24/01/2013

Florence Cassez libérée, la belle leçon du Mexique

Fascinante et instructive, l’audience de la Cour suprême du Mexique! Les cinq juges de sa 1ère Chambre ont délibéré en direct, devant les caméras, avant d’annoncer la libération immédiate de Florence Cassez et l’annulation du jugement la condamnant à 60 ans de prison. Belle leçon de transparence démocratique offerte à la France et à d’autres Etats européens, prompts à considérer les Mexicains comme de bouillants guitaristes porteurs de sombrero.

 

Retransmise par les chaînes d’information continue en France, cette délibération nous a permis de suivre le développement de l’Etat de droit dans un pays en proie à la guerre contre les narcotrafiquants.

 

Utiliser le mot «guerre» en l’occurrence n’est pas exagéré. De par sa situation entre les narcoproducteurs de l’Amérique centrale et du Sud (notamment colombiens) et le lucratif marché de l’Amérique du Nord, le Mexique est devenu le passage obligé de la drogue. 60% de l’héroïne et 92% de la cocaïne consommées aux Etats-Unis passent par le Mexique. Les autorités mexicaines évaluent à 63 milliards de dollars par an, les gains que rapporte le trafic vers les «States». Grâce à cette manne, les cartels mexicains qui gèrent cette stupéfiante logistique disposent de véritables armées. Comme dans tout marché capitaliste, la concurrence est rude. Mais les conflits ne se règlent pas par courrier d’huissier. Assassinats, viols, rapts sont les voies de recours privilégiées. Et s’il faut acheter des flics et des politiciens, aucun problème, les caisses sont pleines! La corruption est un investissement rentable. Le précédent président du Mexique Calderón ne disait-il pas que la moitié de ses policiers n’étaient pas recommandables? Dès lors, il n’est pas étonnant de constater - comme l’a fait le Monterrey Institute of Technology dans une récente étude ‑ que 98,5% des crimes commis au Mexique en 2010 restent impunis.

 

C’est dans ce contexte que Florence Cassez s’est retrouvée embastillée à la prison de Tepapan, au sud de Mexico, à la suite d’un montage organisé par la police avec la complicité de deux chaînes de télévision. La jeune Française était l’ex-compagne d’un homme accusé d’avoir enlevé quatre personnes.
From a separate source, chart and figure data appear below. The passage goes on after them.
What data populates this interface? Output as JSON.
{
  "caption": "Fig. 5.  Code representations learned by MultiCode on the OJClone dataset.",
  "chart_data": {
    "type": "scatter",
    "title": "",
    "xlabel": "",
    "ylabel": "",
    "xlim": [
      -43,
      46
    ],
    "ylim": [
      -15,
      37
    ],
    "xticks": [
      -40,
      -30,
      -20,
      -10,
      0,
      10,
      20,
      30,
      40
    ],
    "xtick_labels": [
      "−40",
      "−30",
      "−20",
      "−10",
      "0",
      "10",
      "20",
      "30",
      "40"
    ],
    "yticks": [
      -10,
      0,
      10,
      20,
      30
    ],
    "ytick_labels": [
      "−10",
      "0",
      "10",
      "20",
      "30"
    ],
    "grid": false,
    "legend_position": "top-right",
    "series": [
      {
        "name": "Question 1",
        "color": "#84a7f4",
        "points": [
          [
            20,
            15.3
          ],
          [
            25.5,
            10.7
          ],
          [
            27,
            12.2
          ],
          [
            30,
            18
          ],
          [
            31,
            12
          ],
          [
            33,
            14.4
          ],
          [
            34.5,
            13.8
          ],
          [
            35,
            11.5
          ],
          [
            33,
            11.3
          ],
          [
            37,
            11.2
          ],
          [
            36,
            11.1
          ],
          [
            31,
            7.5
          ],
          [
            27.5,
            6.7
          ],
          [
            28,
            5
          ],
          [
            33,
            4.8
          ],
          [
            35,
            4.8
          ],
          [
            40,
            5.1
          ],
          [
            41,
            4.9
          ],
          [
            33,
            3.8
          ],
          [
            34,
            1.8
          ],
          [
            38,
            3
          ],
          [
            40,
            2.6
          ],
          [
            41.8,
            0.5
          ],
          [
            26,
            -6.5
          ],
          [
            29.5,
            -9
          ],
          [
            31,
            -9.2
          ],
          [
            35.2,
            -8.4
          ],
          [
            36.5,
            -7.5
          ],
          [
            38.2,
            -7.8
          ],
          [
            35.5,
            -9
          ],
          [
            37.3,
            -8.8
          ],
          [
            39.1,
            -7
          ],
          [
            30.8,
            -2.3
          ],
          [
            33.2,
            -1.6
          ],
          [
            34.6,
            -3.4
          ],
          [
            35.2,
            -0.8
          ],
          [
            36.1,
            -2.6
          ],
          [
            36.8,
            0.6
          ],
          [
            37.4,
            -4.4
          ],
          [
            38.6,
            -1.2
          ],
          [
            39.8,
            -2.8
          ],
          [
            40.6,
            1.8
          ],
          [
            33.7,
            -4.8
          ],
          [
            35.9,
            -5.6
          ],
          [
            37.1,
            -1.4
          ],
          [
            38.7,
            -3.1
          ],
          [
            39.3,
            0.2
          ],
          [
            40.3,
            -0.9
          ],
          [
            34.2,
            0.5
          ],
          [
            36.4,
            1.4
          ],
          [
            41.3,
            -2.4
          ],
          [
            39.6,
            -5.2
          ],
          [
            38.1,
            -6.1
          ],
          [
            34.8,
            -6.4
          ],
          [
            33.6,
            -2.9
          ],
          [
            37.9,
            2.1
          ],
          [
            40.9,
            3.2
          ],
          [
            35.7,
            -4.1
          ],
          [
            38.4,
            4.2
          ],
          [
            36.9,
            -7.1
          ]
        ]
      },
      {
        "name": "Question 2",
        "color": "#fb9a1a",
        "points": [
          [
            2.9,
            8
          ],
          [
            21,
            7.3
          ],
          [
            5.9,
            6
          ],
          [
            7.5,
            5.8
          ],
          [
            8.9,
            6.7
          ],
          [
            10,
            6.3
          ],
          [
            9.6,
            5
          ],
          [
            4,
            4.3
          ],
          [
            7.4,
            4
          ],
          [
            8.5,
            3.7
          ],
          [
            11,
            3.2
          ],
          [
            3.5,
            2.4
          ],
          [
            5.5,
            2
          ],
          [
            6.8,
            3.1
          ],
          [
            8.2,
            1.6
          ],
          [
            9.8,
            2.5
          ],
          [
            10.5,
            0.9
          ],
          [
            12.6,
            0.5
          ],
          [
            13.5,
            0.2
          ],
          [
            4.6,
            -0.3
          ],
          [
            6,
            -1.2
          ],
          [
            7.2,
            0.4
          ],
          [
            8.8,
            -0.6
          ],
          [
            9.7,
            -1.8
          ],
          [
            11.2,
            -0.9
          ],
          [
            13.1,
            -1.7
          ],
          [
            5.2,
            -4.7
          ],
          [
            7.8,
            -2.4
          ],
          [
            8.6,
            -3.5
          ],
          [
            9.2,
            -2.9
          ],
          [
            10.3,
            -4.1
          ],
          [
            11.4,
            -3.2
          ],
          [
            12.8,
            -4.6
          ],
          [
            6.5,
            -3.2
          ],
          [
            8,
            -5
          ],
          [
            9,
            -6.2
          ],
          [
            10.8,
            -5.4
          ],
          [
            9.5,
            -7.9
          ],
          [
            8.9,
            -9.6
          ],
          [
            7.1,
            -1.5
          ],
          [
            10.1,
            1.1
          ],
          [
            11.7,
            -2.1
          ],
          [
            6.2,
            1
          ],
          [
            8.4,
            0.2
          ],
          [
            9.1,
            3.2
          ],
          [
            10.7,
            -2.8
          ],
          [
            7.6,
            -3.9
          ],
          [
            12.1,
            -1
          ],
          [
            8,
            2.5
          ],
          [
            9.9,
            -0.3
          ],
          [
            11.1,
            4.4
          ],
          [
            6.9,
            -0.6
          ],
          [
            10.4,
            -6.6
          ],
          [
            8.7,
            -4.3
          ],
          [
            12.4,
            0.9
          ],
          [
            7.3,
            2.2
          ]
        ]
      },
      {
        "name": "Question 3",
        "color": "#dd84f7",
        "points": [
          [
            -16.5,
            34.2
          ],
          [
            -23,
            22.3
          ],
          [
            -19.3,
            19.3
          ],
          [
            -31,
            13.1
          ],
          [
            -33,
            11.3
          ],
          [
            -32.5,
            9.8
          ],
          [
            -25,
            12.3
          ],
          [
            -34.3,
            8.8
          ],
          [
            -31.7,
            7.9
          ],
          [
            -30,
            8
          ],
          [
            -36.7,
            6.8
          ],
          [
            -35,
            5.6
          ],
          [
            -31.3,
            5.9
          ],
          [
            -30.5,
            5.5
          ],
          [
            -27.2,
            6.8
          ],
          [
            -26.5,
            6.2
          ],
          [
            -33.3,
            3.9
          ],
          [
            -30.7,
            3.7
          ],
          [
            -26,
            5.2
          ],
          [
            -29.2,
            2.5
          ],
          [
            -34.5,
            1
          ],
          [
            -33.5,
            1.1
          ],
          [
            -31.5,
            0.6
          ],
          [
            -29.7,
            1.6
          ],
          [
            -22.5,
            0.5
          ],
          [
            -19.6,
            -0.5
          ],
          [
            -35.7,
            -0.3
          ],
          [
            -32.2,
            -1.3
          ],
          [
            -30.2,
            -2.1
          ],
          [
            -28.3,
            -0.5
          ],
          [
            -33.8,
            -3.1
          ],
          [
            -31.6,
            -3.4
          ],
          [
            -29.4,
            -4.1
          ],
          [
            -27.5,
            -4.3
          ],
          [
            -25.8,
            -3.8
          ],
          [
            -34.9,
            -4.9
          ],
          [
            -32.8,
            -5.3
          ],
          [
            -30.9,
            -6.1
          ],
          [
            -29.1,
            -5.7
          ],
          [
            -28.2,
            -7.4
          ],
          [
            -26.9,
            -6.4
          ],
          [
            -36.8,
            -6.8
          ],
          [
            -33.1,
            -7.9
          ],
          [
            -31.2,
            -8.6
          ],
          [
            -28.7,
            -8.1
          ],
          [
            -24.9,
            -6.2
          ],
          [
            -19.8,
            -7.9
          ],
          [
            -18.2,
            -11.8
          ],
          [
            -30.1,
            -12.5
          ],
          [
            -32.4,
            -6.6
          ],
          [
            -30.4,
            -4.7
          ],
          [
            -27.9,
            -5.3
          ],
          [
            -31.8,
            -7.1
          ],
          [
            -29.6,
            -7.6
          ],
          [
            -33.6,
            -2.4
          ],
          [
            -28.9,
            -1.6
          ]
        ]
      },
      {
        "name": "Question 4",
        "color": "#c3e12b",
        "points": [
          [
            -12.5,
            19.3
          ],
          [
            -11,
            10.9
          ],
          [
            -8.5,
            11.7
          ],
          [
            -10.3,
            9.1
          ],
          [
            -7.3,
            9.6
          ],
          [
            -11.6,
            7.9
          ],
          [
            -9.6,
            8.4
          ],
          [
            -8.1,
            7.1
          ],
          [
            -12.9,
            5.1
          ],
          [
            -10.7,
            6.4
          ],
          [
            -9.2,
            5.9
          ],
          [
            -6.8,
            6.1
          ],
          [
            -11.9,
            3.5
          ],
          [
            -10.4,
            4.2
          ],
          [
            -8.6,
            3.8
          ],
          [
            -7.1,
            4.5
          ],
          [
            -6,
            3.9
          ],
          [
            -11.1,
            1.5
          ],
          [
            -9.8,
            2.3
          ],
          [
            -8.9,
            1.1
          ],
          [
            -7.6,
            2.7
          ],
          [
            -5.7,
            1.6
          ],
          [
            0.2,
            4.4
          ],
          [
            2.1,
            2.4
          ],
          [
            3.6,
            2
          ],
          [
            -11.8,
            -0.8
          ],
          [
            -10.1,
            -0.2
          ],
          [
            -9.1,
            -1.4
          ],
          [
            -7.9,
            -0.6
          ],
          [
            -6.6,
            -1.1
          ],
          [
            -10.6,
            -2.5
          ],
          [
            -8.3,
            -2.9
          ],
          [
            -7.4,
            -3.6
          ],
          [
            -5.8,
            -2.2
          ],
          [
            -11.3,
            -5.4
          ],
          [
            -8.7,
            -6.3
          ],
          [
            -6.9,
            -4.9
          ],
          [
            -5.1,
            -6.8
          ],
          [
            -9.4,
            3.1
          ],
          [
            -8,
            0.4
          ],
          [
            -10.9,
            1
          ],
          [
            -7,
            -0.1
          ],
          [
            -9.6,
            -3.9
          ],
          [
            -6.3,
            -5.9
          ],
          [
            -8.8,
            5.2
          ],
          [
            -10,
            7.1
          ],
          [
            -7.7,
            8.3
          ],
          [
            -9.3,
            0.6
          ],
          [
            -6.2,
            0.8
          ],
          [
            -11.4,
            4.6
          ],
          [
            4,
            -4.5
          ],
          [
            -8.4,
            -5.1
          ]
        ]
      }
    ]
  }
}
Cet homme croupit d’ailleurs toujours en détention préventive depuis sept ans, sans avoir été jugé.

 

La libération de Florence Cassez obéit-elle à un changement dans le rapport de force politique? Sans doute, puisque durant son règne, le président Calderón a toujours protégé le ministre de la sécurité publique Garcia Luna qui avait orchestré l’arrestation, désormais reconnue illégale, de Florence Cassez. Or, le nouveau chef de l’Etat mexicain, Pena Nieto, s’est débarrassé de cet encombrant personnage. Mais il serait faux de réduire la décision de la Cour suprême qu’à cet aspect.

 

Dans cette guerre contre le narcotrafic, il est difficile de distinguer entre les «bons» et les «méchants». Les policiers sont tentés d’utiliser les mêmes tactiques que ceux qu’ils sont censés combattre, lorsqu’ils ne sont pas carrément du côté des criminels.

 

Par leurs commentaires, les juges de la Cour suprême ont donc jeté les bases d’un véritable Etat de droit au Mexique. Leur leçon: il est vain de poursuivre le crime en mimant les criminels. Il en résulte une corruption de l’ensemble de la société, corruption qui ne profite qu’aux pires racailles. Les droits de l’homme ne sont pas de simples arguties juridiques, a souligné le juge Zaldivar. Ils forment le squelette d’un Etat démocratique. Sans lui, la démocratie n’est qu’une peau flasque et sans autre vie qu’apparente.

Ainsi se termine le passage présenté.